# Preprocess growth data

This tutorial demonstrates the preprocessing functions in
`growthcurves.preprocessing`:

- **`path_correct(N, path_length_cm)`**
- **`blank_subtraction(N, blank)`**
- **`out_of_iqr_window(values, factor, position)`**
- **`out_of_iqr(N, window_size, factor)`**

Use this workflow before model fitting when measurements require optical corrections
or outlier screening.

In [None]:
import numpy as np

import growthcurves as gc
from growthcurves import preprocessing as prep

## Path length correction

In [None]:
# Measurements taken at 0.5 cm path length
raw_od = np.array([0.25, 0.30, 0.35, 0.40])
od_1cm = gc.path_correct(raw_od, path_length_cm=0.5)

print(f"Raw OD (0.5 cm): {raw_od}")
print(f"Corrected OD (1.0 cm): {od_1cm}")

## Blank subtraction

In [None]:
sample_od = np.array([0.50, 0.60, 0.70, 0.80])
blank_od = np.array([0.05, 0.052, 0.048, 0.051])
corrected_od = gc.blank_subtraction(sample_od, blank_od)

print(f"Sample OD:   {sample_od}")
print(f"Blank OD:    {blank_od}")
print(f"Corrected OD:{corrected_od}")

## Outlier detection in a single window

In [None]:
window = np.array([0.10, 0.12, 0.65, 0.11, 0.13])
center_is_outlier = prep.out_of_iqr_window(window, factor=1.5, position="center")
first_is_outlier = prep.out_of_iqr_window(window, factor=1.5, position="first")
last_is_outlier = prep.out_of_iqr_window(window, factor=1.5, position="last")

print(f"Window: {window}")
print(f"Center value outlier? {center_is_outlier}")
print(f"First value outlier?  {first_is_outlier}")
print(f"Last value outlier?   {last_is_outlier}")

## Outlier detection across a full time series
- For values that are a center of a window, the IQR status is calculated for that
  window
- For the first and last values, which do not fit in the center of a single window,
  the IQR status is calculated for the first and last entries of a windows,
  respectively. Especially designed with a focus on outliers at the beginning.

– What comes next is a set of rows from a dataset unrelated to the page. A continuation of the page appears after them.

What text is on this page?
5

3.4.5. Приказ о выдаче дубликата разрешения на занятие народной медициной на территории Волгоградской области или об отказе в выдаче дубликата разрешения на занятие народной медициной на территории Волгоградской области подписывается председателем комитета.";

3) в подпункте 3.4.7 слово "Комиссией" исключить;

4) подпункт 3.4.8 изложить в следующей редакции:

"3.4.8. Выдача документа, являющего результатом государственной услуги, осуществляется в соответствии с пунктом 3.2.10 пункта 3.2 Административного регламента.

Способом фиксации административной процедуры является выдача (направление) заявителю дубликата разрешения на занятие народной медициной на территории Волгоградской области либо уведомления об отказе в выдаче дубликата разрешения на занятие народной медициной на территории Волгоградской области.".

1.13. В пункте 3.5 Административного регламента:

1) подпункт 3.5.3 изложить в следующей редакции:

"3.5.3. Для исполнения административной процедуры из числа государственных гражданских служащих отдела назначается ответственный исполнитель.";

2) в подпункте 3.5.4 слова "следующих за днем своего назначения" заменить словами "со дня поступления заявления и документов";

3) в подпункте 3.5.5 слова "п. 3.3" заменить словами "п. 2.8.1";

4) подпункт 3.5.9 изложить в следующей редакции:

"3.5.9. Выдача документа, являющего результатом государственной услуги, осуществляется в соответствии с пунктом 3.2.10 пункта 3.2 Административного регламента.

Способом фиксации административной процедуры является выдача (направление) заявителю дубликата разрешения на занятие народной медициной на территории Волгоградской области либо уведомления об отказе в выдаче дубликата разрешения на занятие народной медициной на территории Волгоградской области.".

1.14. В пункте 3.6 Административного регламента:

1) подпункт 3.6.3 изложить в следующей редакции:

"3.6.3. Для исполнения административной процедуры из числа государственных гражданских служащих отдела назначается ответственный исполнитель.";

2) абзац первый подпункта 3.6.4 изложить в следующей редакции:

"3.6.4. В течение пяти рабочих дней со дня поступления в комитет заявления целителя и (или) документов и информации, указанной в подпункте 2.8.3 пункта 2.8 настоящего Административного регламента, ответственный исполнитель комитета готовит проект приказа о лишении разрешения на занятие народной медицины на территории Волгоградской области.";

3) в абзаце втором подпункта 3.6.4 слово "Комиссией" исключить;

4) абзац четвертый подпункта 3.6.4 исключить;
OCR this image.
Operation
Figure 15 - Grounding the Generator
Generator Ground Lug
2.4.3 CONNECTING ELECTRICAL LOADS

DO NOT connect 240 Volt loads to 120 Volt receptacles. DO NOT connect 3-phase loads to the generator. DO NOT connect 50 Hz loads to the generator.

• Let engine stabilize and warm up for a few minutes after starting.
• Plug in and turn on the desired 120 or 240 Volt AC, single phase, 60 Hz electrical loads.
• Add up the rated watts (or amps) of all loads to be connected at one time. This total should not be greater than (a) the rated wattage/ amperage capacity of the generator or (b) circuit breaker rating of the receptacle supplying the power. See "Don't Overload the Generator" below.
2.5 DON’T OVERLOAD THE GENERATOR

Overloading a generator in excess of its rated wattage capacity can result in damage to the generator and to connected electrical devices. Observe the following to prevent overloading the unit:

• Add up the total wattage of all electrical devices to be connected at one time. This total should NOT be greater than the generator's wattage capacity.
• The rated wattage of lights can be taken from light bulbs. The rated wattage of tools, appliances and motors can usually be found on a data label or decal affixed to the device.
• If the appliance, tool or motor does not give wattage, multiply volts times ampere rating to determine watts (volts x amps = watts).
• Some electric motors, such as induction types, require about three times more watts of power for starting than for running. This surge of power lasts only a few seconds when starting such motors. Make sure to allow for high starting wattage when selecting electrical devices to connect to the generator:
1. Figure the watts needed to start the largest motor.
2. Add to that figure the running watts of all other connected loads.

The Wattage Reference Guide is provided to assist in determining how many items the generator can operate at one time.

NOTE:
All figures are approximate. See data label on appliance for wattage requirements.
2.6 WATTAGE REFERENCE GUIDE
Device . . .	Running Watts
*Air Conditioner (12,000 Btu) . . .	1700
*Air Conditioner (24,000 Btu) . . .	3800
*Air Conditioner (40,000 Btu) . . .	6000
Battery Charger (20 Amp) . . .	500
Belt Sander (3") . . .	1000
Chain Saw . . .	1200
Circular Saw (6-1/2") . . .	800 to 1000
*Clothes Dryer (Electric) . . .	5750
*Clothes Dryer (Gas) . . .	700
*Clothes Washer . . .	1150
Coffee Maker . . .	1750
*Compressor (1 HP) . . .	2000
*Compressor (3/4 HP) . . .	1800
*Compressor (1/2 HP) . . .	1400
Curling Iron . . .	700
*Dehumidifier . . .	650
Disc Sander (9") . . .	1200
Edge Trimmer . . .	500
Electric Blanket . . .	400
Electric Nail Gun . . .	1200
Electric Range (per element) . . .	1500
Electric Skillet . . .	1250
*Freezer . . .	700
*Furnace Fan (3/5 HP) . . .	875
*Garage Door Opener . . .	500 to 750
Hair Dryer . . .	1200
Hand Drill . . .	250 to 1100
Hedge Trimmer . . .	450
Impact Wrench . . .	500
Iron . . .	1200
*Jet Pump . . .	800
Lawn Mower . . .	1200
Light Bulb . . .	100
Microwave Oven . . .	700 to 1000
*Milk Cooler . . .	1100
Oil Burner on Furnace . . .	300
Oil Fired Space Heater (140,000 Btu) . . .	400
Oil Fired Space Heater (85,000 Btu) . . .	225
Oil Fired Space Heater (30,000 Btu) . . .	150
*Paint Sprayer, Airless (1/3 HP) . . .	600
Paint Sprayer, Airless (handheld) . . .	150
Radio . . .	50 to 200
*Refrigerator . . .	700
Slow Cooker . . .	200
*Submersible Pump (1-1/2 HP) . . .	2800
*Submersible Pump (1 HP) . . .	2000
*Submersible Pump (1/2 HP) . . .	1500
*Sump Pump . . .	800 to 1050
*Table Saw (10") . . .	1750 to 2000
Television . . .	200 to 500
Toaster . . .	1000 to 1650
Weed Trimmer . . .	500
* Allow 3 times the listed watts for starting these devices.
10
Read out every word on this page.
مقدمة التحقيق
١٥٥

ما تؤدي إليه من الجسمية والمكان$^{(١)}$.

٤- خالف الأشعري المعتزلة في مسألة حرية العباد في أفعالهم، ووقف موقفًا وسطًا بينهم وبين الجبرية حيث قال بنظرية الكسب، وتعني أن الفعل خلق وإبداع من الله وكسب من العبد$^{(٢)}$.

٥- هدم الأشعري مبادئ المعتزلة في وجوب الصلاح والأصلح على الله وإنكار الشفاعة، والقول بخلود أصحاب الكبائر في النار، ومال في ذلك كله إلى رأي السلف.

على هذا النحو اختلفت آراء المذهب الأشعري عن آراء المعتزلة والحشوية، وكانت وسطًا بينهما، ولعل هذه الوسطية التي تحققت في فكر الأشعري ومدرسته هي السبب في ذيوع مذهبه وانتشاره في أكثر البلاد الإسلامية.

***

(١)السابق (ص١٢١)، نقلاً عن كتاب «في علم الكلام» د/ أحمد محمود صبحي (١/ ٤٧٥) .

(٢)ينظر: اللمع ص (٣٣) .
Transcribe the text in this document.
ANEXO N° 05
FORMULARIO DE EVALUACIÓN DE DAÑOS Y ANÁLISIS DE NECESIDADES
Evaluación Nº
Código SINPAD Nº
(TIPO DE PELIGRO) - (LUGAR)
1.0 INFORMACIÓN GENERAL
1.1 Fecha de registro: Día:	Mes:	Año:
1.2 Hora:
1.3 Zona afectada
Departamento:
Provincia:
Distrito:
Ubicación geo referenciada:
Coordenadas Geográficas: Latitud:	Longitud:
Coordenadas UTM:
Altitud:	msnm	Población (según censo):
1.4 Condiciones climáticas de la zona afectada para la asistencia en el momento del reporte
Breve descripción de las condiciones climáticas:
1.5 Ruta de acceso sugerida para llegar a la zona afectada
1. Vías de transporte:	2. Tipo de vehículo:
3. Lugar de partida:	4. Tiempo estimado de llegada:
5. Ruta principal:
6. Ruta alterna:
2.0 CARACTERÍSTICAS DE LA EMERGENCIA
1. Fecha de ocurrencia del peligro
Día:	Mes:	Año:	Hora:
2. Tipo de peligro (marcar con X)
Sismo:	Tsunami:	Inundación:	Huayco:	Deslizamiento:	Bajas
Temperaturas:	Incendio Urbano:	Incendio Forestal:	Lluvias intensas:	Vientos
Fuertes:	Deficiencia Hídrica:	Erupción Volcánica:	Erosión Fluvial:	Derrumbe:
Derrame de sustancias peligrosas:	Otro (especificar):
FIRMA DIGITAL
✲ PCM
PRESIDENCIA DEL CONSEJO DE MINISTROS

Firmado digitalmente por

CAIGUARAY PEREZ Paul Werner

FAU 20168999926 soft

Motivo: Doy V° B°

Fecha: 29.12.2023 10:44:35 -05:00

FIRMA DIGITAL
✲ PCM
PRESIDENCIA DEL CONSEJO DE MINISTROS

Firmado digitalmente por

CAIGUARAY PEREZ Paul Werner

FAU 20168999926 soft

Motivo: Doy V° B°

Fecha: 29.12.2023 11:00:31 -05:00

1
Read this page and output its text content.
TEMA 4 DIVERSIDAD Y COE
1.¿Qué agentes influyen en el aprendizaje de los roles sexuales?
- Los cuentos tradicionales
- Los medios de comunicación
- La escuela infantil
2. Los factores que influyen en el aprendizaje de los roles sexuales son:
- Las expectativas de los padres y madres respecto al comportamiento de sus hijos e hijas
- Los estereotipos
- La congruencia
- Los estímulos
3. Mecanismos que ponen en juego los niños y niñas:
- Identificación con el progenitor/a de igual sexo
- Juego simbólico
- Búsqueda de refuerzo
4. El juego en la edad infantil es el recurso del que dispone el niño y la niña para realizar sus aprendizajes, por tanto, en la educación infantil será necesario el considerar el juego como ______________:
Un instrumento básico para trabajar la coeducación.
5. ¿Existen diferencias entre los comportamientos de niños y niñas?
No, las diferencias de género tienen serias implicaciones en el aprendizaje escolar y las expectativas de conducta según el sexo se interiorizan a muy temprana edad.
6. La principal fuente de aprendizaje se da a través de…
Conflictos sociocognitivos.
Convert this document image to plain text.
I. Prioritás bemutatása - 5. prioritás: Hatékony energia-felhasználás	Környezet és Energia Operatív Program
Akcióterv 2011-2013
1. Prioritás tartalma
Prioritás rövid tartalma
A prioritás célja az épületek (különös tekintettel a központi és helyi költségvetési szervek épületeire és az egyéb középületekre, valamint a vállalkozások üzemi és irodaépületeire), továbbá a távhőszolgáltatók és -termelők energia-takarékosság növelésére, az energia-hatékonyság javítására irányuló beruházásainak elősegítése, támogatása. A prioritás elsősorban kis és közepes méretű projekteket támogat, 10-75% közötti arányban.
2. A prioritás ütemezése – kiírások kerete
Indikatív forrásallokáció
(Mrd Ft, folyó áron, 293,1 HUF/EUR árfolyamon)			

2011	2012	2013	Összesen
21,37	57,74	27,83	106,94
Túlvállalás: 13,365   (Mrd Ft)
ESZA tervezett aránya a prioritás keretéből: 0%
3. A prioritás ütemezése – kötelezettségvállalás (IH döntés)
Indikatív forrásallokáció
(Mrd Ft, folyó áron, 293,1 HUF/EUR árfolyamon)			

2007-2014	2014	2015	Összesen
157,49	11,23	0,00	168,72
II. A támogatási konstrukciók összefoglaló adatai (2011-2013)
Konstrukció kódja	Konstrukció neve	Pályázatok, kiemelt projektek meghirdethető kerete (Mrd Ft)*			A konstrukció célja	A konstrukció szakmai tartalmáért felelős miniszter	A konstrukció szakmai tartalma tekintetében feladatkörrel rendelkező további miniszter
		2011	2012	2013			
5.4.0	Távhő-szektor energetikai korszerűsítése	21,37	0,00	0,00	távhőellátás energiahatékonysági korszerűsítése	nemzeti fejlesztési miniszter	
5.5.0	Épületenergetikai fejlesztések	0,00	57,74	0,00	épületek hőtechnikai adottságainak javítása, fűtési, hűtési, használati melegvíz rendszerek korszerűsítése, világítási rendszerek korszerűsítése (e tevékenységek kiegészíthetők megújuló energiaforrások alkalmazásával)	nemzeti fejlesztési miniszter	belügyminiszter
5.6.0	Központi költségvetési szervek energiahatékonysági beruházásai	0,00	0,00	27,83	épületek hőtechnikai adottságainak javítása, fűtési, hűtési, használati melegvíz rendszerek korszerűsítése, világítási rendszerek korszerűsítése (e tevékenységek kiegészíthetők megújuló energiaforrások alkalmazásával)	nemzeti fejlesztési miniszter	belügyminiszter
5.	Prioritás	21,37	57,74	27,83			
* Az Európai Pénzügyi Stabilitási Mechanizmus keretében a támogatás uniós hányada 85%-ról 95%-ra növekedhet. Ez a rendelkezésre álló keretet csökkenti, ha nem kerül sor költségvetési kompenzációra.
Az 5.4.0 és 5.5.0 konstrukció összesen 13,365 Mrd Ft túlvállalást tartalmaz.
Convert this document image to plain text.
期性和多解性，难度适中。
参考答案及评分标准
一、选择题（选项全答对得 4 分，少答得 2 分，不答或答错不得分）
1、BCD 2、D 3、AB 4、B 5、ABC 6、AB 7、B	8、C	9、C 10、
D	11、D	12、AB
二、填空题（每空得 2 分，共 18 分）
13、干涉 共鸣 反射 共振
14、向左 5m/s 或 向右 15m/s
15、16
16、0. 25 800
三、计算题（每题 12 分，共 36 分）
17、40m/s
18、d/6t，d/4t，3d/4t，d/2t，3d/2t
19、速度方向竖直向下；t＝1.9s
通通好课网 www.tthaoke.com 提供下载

Example with a center outlier:

In [None]:
od_series = np.array([0.08, 0.11, 0.14, 0.19, 0.23, 0.25, 0.95, 0.31, 0.36, 0.41])
mask = prep.out_of_iqr(od_series, window_size=5, factor=1.5)

print(f"OD series: {od_series}")
print(f"Outlier mask: {mask}")
print(f"Outlier indices: {np.where(mask)[0]}")
print(f"Outlier values: {od_series[mask]}")

Example with a center outlier, and an outlier at the beginning of the series:

In [None]:
od_series = np.array([0.08, 0.99, 0.14, 0.19, 0.23, 0.25, 0.95, 0.31, 0.36, 0.41])
mask = prep.out_of_iqr(od_series, window_size=5, factor=1.5)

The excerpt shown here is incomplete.